Hi @RAc ,
what about the below one, will it make any issue?
Why I am calling this means I need to initialize one sensor that works on UART protocol, I no need to initialize continuously from inside the task while(1) area, any other suggestions on this scenario?
That will probably work. One thing it does appear to have a problem with is that it looks like you are using a “send_uart” function that needs to be very smart to work properly both under FreeRTOS and outside of it, that or it just wastes a lot of system resources spin-waiting while sending. The need to use a mutex around it tells me you don’t think it can handle thread safety, and thus probably isn’t actually the right thing to use for this case.
Hi @richard-damon ,
Thanks for the reply.
Can you suggest any alternate way to initialize the sensor that runs over UART?
But it needs to use mutes because 3 different tasks are calling this “send_uart” function.
What you really need is a serial driver designed to work in the RTOS environment, that will use interrupts and block task as needed rather than spin waiting for serial port ready as this code probably does. You may need to write this (and other) drivers yourself, if the CPU vendor doesn’t have suitable one itself.
To make that driver usable before the scheduler runs, it will need to check if the scheduler is running with xTaskGetSchedulerState(), and if so work as above, but if not, use the polling method.
If you look in the demos, they have serial ports that work that way. If the port will be shared by different tasks, you many need to include a mutex wrapping the operations.

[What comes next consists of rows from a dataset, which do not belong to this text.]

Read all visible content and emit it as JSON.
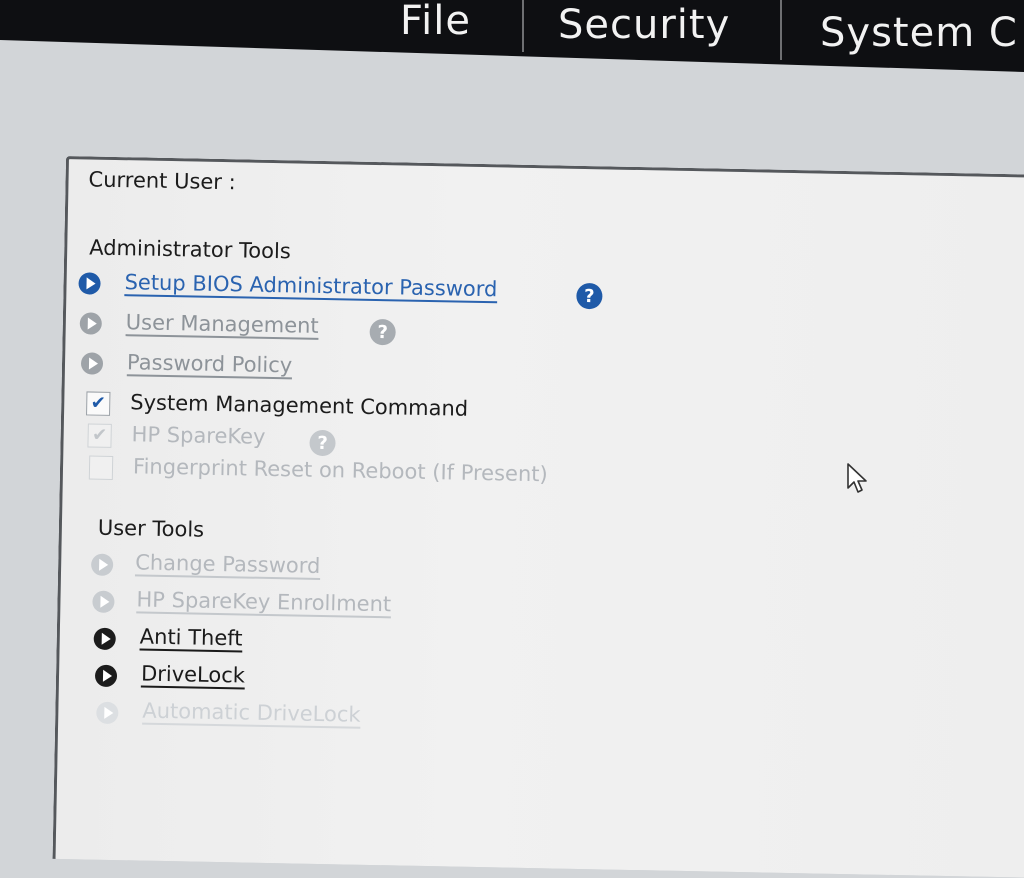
{
  "menubar": {
    "items": [
      {
        "label": "File"
      },
      {
        "label": "Security"
      },
      {
        "label": "System C"
      }
    ]
  },
  "panel": {
    "current_user_label": "Current User :",
    "admin_tools": {
      "heading": "Administrator Tools",
      "setup_bios_admin_password": "Setup BIOS Administrator Password",
      "user_management": "User Management",
      "password_policy": "Password Policy",
      "system_management_command": "System Management Command",
      "hp_sparekey": "HP SpareKey",
      "fingerprint_reset": "Fingerprint Reset on Reboot (If Present)"
    },
    "user_tools": {
      "heading": "User Tools",
      "change_password": "Change Password",
      "hp_sparekey_enrollment": "HP SpareKey Enrollment",
      "anti_theft": "Anti Theft",
      "drivelock": "DriveLock",
      "automatic_drivelock": "Automatic DriveLock"
    },
    "help_glyph": "?",
    "check_glyph": "✔"
  },
  "checkboxes": {
    "system_management_command": true,
    "hp_sparekey": true,
    "fingerprint_reset": false
  },
  "colors": {
    "accent": "#1f5aa8",
    "disabled": "#b4b8bd",
    "menubar": "#101114"
  },
  "icons": [
    "arrow-bullet-icon",
    "help-icon",
    "check-icon",
    "mouse-pointer-icon"
  ]
}
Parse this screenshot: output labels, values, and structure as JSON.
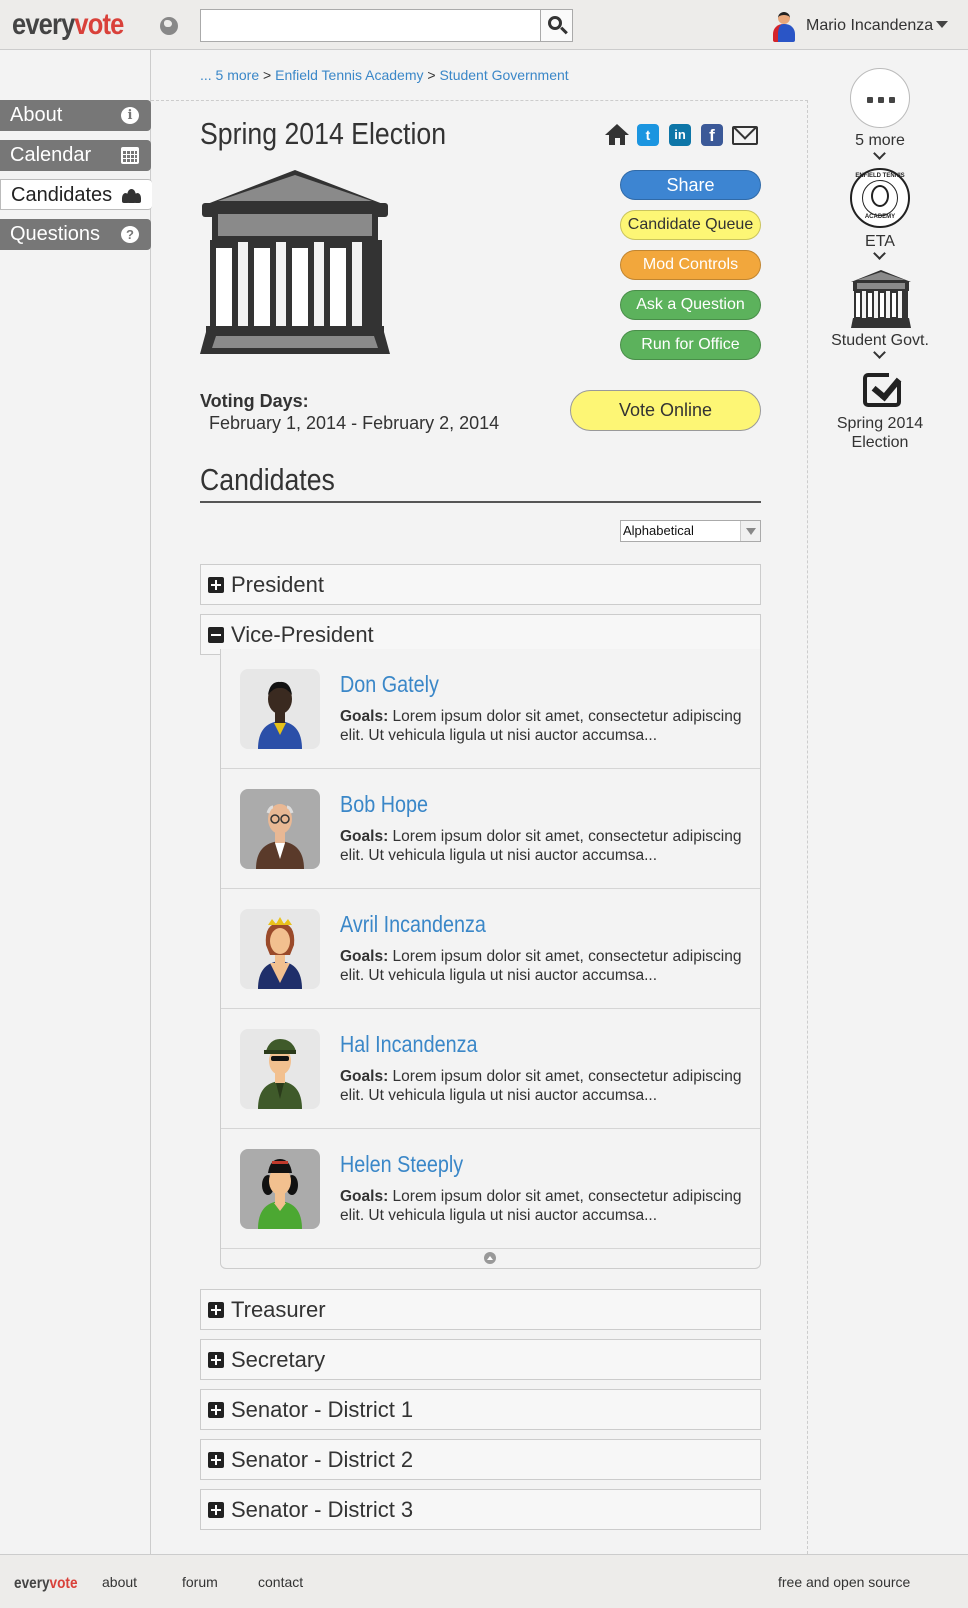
{
  "header": {
    "logo_part1": "every",
    "logo_part2": "vote",
    "search_value": "",
    "user_name": "Mario Incandenza"
  },
  "nav": {
    "items": [
      {
        "label": "About",
        "icon": "info-icon"
      },
      {
        "label": "Calendar",
        "icon": "calendar-icon"
      },
      {
        "label": "Candidates",
        "icon": "group-icon",
        "active": true
      },
      {
        "label": "Questions",
        "icon": "help-icon"
      }
    ]
  },
  "breadcrumb": {
    "more": "... 5 more",
    "sep": ">",
    "items": [
      "Enfield Tennis Academy",
      "Student Government"
    ]
  },
  "election": {
    "title": "Spring 2014 Election",
    "voting_label": "Voting Days:",
    "voting_dates": "February 1, 2014 - February 2, 2014"
  },
  "actions": {
    "share": "Share",
    "queue": "Candidate Queue",
    "mod": "Mod Controls",
    "ask": "Ask a Question",
    "run": "Run for Office",
    "vote": "Vote Online"
  },
  "candidates_section": {
    "title": "Candidates",
    "sort_selected": "Alphabetical"
  },
  "offices": [
    {
      "label": "President",
      "expanded": false
    },
    {
      "label": "Vice-President",
      "expanded": true
    },
    {
      "label": "Treasurer",
      "expanded": false
    },
    {
      "label": "Secretary",
      "expanded": false
    },
    {
      "label": "Senator - District 1",
      "expanded": false
    },
    {
      "label": "Senator - District 2",
      "expanded": false
    },
    {
      "label": "Senator - District 3",
      "expanded": false
    }
  ],
  "candidates": [
    {
      "name": "Don Gately",
      "goals_label": "Goals:",
      "goals": "Lorem ipsum dolor sit amet, consectetur adipiscing elit. Ut vehicula ligula ut nisi auctor accumsa..."
    },
    {
      "name": "Bob Hope",
      "goals_label": "Goals:",
      "goals": "Lorem ipsum dolor sit amet, consectetur adipiscing elit. Ut vehicula ligula ut nisi auctor accumsa..."
    },
    {
      "name": "Avril Incandenza",
      "goals_label": "Goals:",
      "goals": "Lorem ipsum dolor sit amet, consectetur adipiscing elit. Ut vehicula ligula ut nisi auctor accumsa..."
    },
    {
      "name": "Hal Incandenza",
      "goals_label": "Goals:",
      "goals": "Lorem ipsum dolor sit amet, consectetur adipiscing elit. Ut vehicula ligula ut nisi auctor accumsa..."
    },
    {
      "name": "Helen Steeply",
      "goals_label": "Goals:",
      "goals": "Lorem ipsum dolor sit amet, consectetur adipiscing elit. Ut vehicula ligula ut nisi auctor accumsa..."
    }
  ],
  "hierarchy": {
    "more_label": "5 more",
    "eta_label": "ETA",
    "eta_logo_top": "ENFIELD TENNIS",
    "eta_logo_bottom": "ACADEMY",
    "govt_label": "Student Govt.",
    "election_label": "Spring 2014 Election"
  },
  "social": {
    "twitter": "t",
    "linkedin": "in",
    "facebook": "f"
  },
  "footer": {
    "logo_part1": "every",
    "logo_part2": "vote",
    "about": "about",
    "forum": "forum",
    "contact": "contact",
    "tagline": "free and open source"
  },
  "colors": {
    "accent_red": "#d9413a",
    "link_blue": "#3a87c8",
    "share_blue": "#3d85d2",
    "yellow": "#fdf675",
    "orange": "#f2a73c",
    "green": "#5cb25c"
  }
}
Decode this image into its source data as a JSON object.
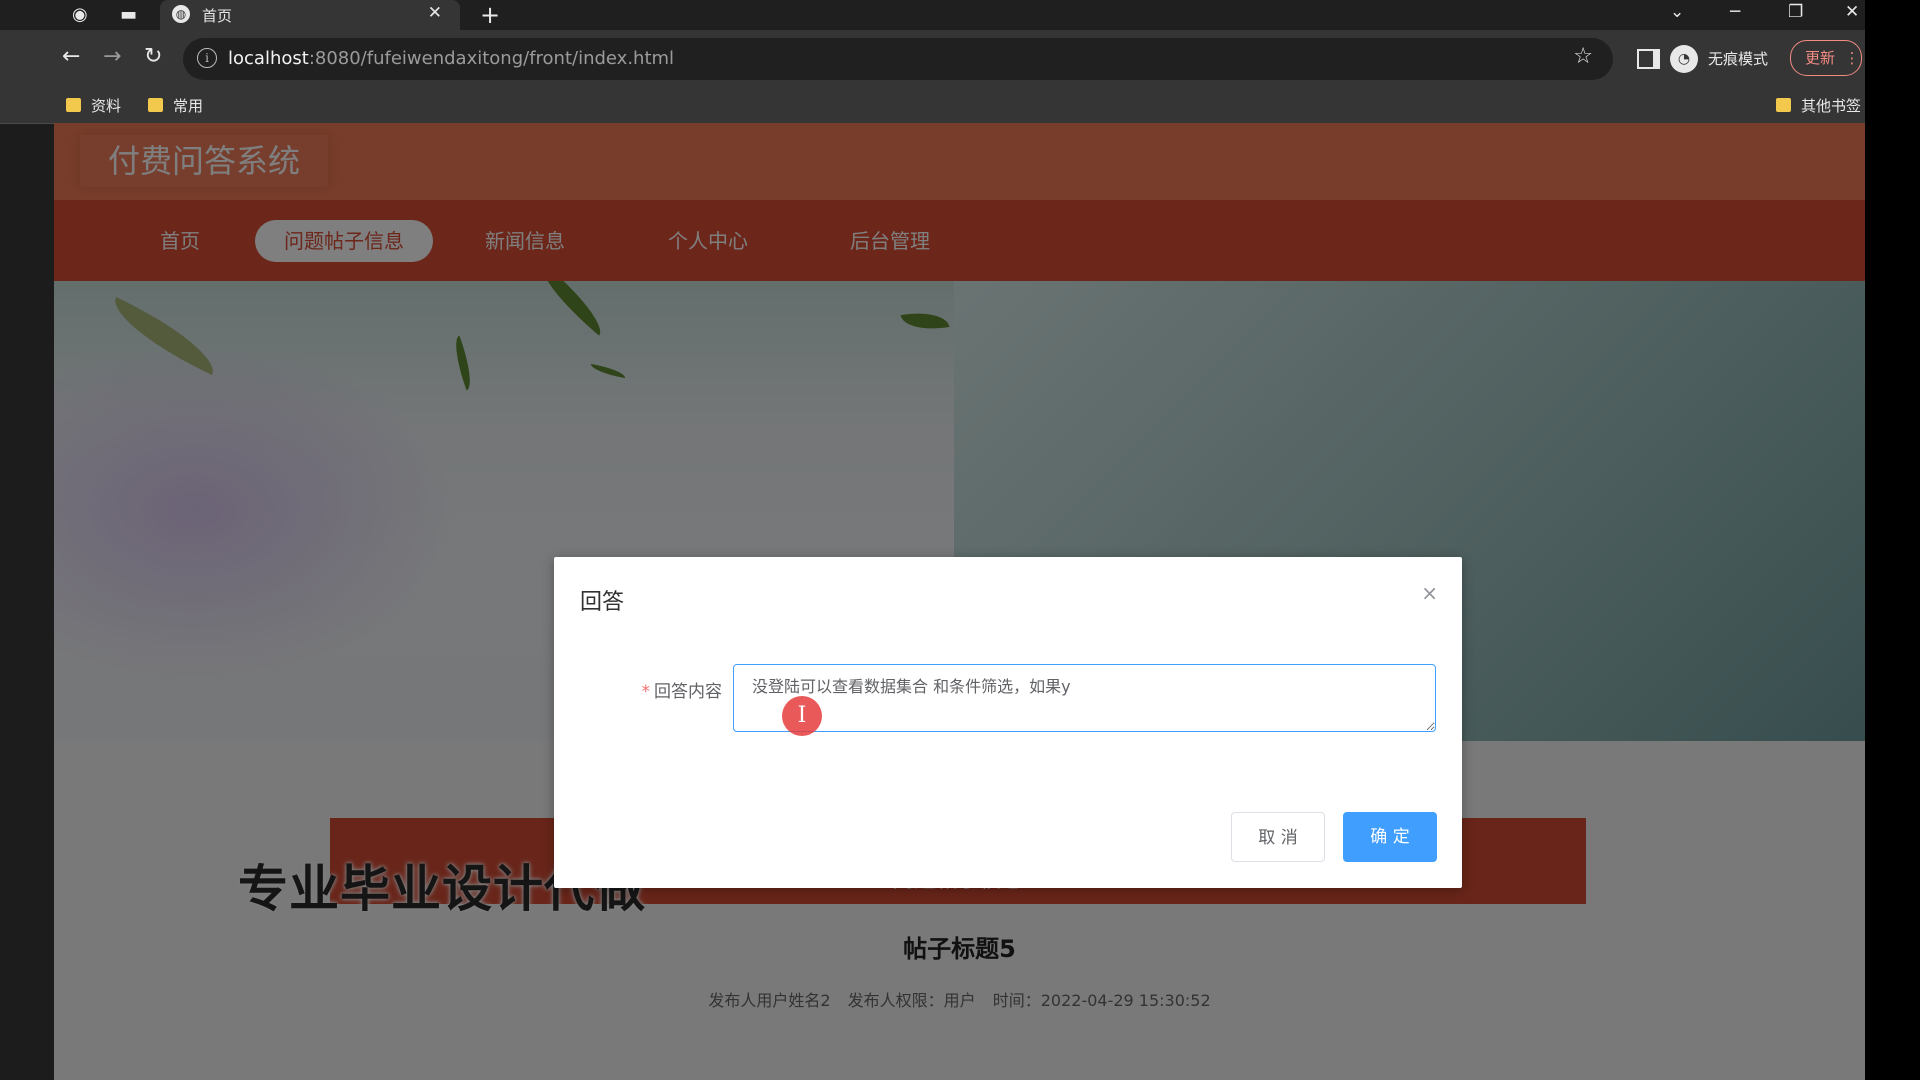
{
  "browser": {
    "tab_title": "首页",
    "tab_close": "✕",
    "new_tab": "+",
    "url_host": "localhost",
    "url_rest": ":8080/fufeiwendaxitong/front/index.html",
    "incognito_label": "无痕模式",
    "update_label": "更新",
    "bookmarks": [
      "资料",
      "常用"
    ],
    "other_bookmarks": "其他书签"
  },
  "site": {
    "logo": "付费问答系统",
    "nav": [
      "首页",
      "问题帖子信息",
      "新闻信息",
      "个人中心",
      "后台管理"
    ],
    "active_nav_index": 1
  },
  "section": {
    "en": "FORUM / INFORMATION",
    "cn": "问题帖子信息"
  },
  "watermark": "专业毕业设计代做",
  "post": {
    "title": "帖子标题5",
    "publisher": "发布人用户姓名2",
    "role": "发布人权限：用户",
    "time": "时间：2022-04-29 15:30:52"
  },
  "dialog": {
    "title": "回答",
    "close": "×",
    "label": "回答内容",
    "required_mark": "*",
    "answer_value": "没登陆可以查看数据集合 和条件筛选，如果y",
    "cancel": "取 消",
    "confirm": "确 定"
  }
}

In the startup hook, blocking should be ok. it will just delay when inital timer operations will start. If that is acceptable, that is ok. Since if the Timer Daemon is made the highest priority, this will be the first thing that starts to run, nothing else should have taken the mutex yet, you shouldn’t normally even have to worry about the blocking.
Then it just says that you may suffer a delay in the timers being started. But if you aren’t making the Daemon high priority, you must not be caring that much about timer callback accuracy.
I was suggesting for initialization. The timer task is usually the highest priority task, so it will run first. You can initialize your UART in the Daemon Task Startup Hook and then other tasks can use it when they need it.